I replicated David Ng's RYS method (
https://dnhkng.github.io/posts/rys/) on consumer AMD GPUs
(RX 7900 XT + RX 6950 XT) and found something I didn't expect.
Transformers appear to have discrete "reasoning circuits" — contiguous blocks of 3-4 layers that
act as indivisible cognitive units. Duplicate the right block and the model runs its reasoning
pipeline twice. No weights change. No training. The model just thinks longer.
The results on standard benchmarks (lm-evaluation-harness, n=50):
Devstral-24B, layers 12-14 duplicated once:
- BBH Logical Deduction: 0.22 → 0.76
- GSM8K (strict): 0.48 → 0.64
- MBPP (code gen): 0.72 → 0.78
- Nothing degraded
Qwen2.5-Coder-32B, layers 7-9 duplicated once:
- Reasoning probe: 76% → 94%
The weird part: different duplication patterns create different cognitive "modes" from the same
weights. Double-pass boosts math. Triple-pass boosts emotional reasoning. Interleaved doubling
(13,13,14,14,15,15,16) creates a pure math specialist.
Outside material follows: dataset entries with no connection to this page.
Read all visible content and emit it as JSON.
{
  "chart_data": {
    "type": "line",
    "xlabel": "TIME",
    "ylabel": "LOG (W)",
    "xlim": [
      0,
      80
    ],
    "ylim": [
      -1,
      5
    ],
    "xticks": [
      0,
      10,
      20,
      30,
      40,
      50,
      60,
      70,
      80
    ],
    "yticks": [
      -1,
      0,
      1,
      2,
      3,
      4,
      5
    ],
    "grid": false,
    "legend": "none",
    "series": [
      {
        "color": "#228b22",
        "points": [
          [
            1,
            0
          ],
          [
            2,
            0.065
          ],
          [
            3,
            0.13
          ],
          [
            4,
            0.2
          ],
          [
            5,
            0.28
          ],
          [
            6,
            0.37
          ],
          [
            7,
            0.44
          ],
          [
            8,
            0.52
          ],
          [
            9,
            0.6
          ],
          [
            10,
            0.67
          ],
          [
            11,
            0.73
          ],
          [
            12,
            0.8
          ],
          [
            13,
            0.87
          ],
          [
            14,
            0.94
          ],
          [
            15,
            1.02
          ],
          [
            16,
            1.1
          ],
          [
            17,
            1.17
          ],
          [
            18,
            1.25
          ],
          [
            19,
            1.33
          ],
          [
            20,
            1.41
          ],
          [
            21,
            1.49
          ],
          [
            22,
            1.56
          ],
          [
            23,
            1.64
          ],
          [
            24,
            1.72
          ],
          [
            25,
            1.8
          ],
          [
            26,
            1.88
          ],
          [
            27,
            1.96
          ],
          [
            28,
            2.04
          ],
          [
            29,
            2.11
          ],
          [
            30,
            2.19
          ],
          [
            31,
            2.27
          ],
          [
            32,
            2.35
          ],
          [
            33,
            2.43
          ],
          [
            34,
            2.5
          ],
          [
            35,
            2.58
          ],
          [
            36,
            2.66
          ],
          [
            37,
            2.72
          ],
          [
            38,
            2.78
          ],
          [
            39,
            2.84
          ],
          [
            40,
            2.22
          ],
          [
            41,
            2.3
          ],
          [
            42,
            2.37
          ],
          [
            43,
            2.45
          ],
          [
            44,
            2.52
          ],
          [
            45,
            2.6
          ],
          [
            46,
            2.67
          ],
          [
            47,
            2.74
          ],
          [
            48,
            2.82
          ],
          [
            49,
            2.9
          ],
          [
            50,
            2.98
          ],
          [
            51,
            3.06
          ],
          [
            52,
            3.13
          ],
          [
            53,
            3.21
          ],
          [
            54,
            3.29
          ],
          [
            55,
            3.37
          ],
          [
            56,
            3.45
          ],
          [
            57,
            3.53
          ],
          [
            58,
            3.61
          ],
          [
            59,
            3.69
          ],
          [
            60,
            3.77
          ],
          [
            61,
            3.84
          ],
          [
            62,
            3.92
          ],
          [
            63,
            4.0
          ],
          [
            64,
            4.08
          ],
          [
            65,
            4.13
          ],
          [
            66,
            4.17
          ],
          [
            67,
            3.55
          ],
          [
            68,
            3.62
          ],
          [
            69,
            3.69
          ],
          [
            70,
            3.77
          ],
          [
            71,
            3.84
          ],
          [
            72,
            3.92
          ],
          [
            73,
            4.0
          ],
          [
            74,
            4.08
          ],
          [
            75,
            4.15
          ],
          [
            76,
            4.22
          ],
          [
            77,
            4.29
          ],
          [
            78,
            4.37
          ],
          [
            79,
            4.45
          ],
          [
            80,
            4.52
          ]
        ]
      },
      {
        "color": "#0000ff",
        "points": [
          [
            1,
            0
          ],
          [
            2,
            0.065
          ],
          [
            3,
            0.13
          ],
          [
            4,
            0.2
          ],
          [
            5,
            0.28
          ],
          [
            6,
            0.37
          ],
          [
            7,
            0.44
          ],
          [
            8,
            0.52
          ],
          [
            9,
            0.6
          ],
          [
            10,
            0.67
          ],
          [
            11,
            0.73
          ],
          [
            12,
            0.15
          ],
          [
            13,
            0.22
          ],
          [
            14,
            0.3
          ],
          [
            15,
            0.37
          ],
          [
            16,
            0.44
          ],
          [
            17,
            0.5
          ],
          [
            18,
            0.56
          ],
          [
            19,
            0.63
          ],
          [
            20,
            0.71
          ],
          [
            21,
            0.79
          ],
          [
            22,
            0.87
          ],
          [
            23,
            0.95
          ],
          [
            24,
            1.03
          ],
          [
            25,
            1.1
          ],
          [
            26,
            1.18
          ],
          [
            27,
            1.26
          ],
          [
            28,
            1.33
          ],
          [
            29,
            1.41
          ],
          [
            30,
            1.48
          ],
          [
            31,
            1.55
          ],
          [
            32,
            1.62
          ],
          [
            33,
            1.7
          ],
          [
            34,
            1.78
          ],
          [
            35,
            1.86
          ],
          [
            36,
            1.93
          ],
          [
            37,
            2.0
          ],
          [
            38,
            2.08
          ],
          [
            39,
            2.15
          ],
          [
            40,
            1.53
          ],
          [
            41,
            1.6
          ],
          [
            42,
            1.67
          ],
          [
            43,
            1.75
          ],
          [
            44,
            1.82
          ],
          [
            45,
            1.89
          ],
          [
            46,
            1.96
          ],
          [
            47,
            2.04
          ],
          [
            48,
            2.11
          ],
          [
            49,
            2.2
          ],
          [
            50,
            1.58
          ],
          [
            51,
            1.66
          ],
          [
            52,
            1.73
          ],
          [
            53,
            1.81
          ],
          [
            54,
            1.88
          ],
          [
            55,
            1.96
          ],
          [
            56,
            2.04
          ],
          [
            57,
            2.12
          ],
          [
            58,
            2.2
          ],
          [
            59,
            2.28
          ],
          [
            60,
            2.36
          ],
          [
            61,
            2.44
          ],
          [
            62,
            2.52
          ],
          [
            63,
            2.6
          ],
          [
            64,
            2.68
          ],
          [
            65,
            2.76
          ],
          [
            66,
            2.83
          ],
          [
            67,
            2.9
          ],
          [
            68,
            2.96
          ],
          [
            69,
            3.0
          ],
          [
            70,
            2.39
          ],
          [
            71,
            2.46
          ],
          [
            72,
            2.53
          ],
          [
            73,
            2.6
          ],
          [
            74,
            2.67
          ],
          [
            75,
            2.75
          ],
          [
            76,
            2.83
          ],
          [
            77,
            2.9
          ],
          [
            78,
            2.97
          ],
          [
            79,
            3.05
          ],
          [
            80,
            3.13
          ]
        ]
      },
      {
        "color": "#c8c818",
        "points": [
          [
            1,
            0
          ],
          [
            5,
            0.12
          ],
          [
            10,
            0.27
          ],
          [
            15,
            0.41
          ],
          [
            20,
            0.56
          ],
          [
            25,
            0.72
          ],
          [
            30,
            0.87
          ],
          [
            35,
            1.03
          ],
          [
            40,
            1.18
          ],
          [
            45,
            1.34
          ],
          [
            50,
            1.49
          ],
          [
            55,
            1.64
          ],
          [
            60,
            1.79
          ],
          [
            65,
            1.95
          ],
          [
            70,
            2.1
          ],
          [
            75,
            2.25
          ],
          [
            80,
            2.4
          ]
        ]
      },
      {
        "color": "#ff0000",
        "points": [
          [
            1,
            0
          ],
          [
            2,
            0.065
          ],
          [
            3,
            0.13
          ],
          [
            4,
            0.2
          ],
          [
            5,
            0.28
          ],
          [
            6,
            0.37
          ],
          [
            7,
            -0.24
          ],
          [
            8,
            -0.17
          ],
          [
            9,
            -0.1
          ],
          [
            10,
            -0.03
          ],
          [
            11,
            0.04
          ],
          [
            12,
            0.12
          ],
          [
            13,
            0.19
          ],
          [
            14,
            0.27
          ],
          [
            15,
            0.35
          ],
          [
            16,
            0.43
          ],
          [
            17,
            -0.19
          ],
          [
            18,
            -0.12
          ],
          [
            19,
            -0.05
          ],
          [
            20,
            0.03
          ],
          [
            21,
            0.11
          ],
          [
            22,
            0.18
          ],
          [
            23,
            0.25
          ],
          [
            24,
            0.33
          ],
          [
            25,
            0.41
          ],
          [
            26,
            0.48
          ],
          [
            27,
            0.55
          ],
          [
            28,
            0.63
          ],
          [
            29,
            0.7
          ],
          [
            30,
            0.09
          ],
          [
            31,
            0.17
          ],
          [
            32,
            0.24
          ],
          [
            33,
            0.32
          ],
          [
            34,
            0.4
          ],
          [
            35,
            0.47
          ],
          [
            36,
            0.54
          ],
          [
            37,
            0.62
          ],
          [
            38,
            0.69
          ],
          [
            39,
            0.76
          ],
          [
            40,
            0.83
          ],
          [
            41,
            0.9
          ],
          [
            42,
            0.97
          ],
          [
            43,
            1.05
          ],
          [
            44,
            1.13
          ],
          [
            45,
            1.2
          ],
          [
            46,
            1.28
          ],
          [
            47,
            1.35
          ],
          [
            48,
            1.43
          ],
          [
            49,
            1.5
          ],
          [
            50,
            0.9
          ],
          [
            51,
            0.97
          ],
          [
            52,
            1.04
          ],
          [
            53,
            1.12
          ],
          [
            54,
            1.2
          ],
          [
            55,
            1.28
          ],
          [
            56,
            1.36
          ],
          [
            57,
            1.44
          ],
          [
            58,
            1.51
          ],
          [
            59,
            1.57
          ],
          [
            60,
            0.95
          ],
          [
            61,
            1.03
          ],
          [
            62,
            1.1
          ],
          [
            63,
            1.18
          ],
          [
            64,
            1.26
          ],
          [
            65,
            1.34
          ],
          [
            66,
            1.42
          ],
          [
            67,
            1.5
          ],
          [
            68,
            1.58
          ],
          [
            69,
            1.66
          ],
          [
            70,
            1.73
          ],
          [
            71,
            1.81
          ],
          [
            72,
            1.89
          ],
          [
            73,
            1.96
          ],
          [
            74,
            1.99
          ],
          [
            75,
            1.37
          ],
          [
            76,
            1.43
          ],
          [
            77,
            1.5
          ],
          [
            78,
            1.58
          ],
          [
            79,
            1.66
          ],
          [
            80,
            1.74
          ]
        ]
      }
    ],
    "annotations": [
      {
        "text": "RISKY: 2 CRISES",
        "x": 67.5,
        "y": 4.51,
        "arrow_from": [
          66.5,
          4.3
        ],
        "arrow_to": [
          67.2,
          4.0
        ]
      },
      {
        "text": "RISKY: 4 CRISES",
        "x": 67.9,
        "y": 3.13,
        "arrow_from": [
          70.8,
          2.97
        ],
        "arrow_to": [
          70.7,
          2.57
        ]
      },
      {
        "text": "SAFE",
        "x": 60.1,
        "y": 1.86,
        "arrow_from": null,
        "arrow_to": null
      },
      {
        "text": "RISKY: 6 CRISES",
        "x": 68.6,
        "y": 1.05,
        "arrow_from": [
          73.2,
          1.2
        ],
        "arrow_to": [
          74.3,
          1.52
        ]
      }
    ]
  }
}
Same model, same VRAM, different routing.
The circuit boundaries are sharp — shift by one layer and the effect disappears or inverts.
Smaller models (24B) have tighter circuits (3 layers) than larger ones (Ng found 7 layers in 72B).
Tools to find circuits in any GGUF model and apply arbitrary layer routing are in the repo.
The whole thing — sweep, discovery, validation — took one evening.
Happy to answer questions.
Considering this, I think (again, assuming the benchmarks themselves are sound) the most plausible explanation for the observations is (1) the layers being duplicated are close to the identity function on most inputs; (2) something happened to the model in training (RLHF?) that forcefully degraded its reasoning performance; (3) the mechanism causing the degradation involves the duplicated layers, so their duplication has the effect of breaking the reasoning-degrading mechanism (e.g. by clobbering a "refusal" "circuit" that emerged in post-training).
More concisely, I'm positing that this is an approach that can only ever break things, and rather than boosting reasoning, it is selectively breaking things deleterious to reasoning.